« La musique adoucit les mœurs » : combien d’histoires à la morale sirupeuse ce diction a‑t-il inspirées ? Cependant, le modeste intérêt de Song for Marion réside dans son attention aux dites mœurs appelées à être assouplies — en l’occurrence celles de l’archétypal « vieux grincheux » prénommé Arthur et campé avec aplomb par Terence Stamp. Il s’agit, pour le réalisateur Paul Andrew Williams, de traiter le cliché en y donnant corps aux tourments bien crédibles qui pourraient le sous-tendre. Il y a du boulot : le cliché ne se fait guère discret. Le « vieux grincheux » vit de longue date un heureux mariage avec une femme qui est son exact opposé, au point que même au stade terminal de sa maladie elle continue de chanter dans une chorale du troisième âge au répertoire surprenant, du pop-rock au heavy-metal, façon Young@Heart. Puis la mort prend son dû, et le veuf désormais seul avec sa carapace d’aigreur (il est en froid avec son fils) doit trancher le dilemme entre s’enfoncer dans sa solitude et briser la glace, tandis que la chorale menée par une pétillante jeune femme se présente comme une trop évidente planche de salut.
Le récit s’apparente à l’exécution d’un processus attendu de bout en bout et qui n’évite aucune des plus grosses ficelles de ce genre de comédie, du décalage téléphoné de voir des personnes âgées chanter « Let’s talk about sex » jusqu’au concours de chant choral où nos vieillards se distingueront vaillamment, climax où le héros aigri parachèvera sa rédemption aux yeux des siens. Pourtant, malgré ses airs d’attrape-nigaud sentimental seulement armé, semble-t-il, de dialogues bien pesés et du talent très britannique des interprètes, le film laisse transparaître dans ses interstices des indices d’une certaine lucidité dans sa façon d’articuler ses passages obligés. Ainsi l’arbitraire scénaristique, qui fait d’Arthur l’archétype du « vieux grincheux », se confond-il avec un arbitraire bien humain qui régit les décisions de ce dernier. Au moment de la mort de sa femme, le personnage se retrouve face à un dilemme entre maintenir voire renforcer son attitude de misanthrope — qui se montre dès lors comme un système avant d’être un réflexe naturel — et y renoncer pour aller vers le monde. Or il choisit le système, jusqu’à l’absurde, jusqu’à l’inhumain (maintenir son fils à distance, sans explication). L’arbitraire humain de ce choix, c’est qu’Arthur sait que sa position est injuste, et le fruit d’erreurs accumulées au fil des ans, mais refuse sciemment de reconsidérer la situation et fonce résolument dans un mur, se constituant une sinistre fatalité : il choisit l’échec.
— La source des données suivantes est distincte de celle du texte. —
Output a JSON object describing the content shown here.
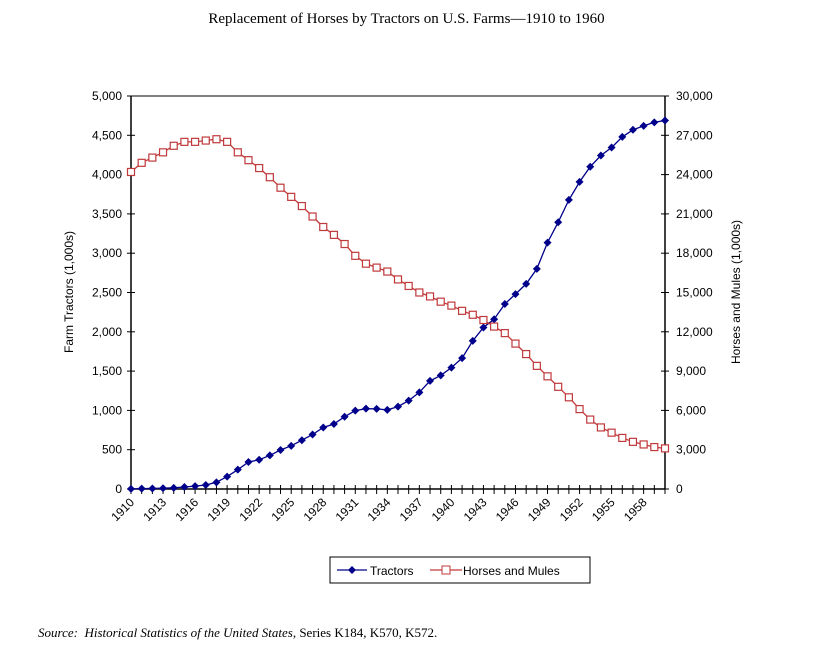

Le sempiternel mythe de la seconde chance qu’on fait miroiter (du type « il n’est jamais trop tard pour changer ») se teinte ici d’une certaine ambiguïté : il ne s’agit pas d’une seconde chance que la vie nous offrirait, mais de la première chance, la seule, celle dont on a refusé l’existence parce qu’elle implique de nous présenter face au monde avec nos manquements sur les épaules. Dès lors, la rédemption pesamment signifiée à la fin du monde prend un poids véritable dépassant — un peu — la convention du genre.
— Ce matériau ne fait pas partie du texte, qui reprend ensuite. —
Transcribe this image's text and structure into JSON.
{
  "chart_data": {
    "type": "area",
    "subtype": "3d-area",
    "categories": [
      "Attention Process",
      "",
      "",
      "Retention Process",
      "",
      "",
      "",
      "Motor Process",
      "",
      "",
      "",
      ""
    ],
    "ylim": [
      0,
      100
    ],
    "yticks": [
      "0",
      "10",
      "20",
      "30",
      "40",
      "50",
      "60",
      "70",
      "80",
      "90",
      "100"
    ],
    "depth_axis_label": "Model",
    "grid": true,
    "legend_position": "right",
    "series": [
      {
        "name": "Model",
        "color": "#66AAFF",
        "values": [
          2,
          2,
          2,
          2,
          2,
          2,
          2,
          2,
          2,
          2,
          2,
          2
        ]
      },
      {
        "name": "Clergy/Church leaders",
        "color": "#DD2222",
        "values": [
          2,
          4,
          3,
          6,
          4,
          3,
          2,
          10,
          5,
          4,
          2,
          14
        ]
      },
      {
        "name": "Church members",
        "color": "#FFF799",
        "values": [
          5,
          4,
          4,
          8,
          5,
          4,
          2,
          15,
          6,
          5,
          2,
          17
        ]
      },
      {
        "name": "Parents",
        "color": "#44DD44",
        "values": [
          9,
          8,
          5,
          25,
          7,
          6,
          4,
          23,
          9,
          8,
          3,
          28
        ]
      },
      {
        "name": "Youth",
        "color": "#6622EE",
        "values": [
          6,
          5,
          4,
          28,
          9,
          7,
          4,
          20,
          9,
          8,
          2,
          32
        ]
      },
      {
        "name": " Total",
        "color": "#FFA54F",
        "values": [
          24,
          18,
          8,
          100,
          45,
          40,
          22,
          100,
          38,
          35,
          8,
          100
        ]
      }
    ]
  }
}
Deux pas en arrière, deux pas en avant
Il y a un autre indice que Paul Andrew Williams laisse échapper de sa lucidité vis-à-vis de ce matériau conventionnel. Sur certaines scènes incluant Arthur, il se laisse aller à conclure sur un travelling. Superficiellement, cela pourrait passer pour une convention formelle académique ; mais à mieux y regarder, ce choix ne paraît pas si anodin. Sur des scènes où le repli du personnage sur son mode de vie se fait palpable (Arthur tenant compagnie à sa femme, Arthur cloîtré dans son appartement), il conclut par un travelling arrière — laissant les personnages au cœur du décor dans une posture un peu figée, certes, mais surtout instaurant une distance vis-à-vis d’eux, de cette posture. Au contraire, dans d’autres scènes où Arthur sort de sa carapace (la dernière, notamment), ce mouvement conclusif devient un travelling avant, comme si la caméra s’invitait — et nous invitait — de nouveau auprès de ce personnage renouvelé. Comme si, au fond, le cinéaste lui-même voulait s’éloigner — par pudeur ou par méfiance — de l’image compassée de la douleur rentrée, pour mieux se rapprocher une fois le personnage sorti de cette raideur. Finalement, le « feel-good-movie » n’est peut-être pas si immédiatement lisible que cela.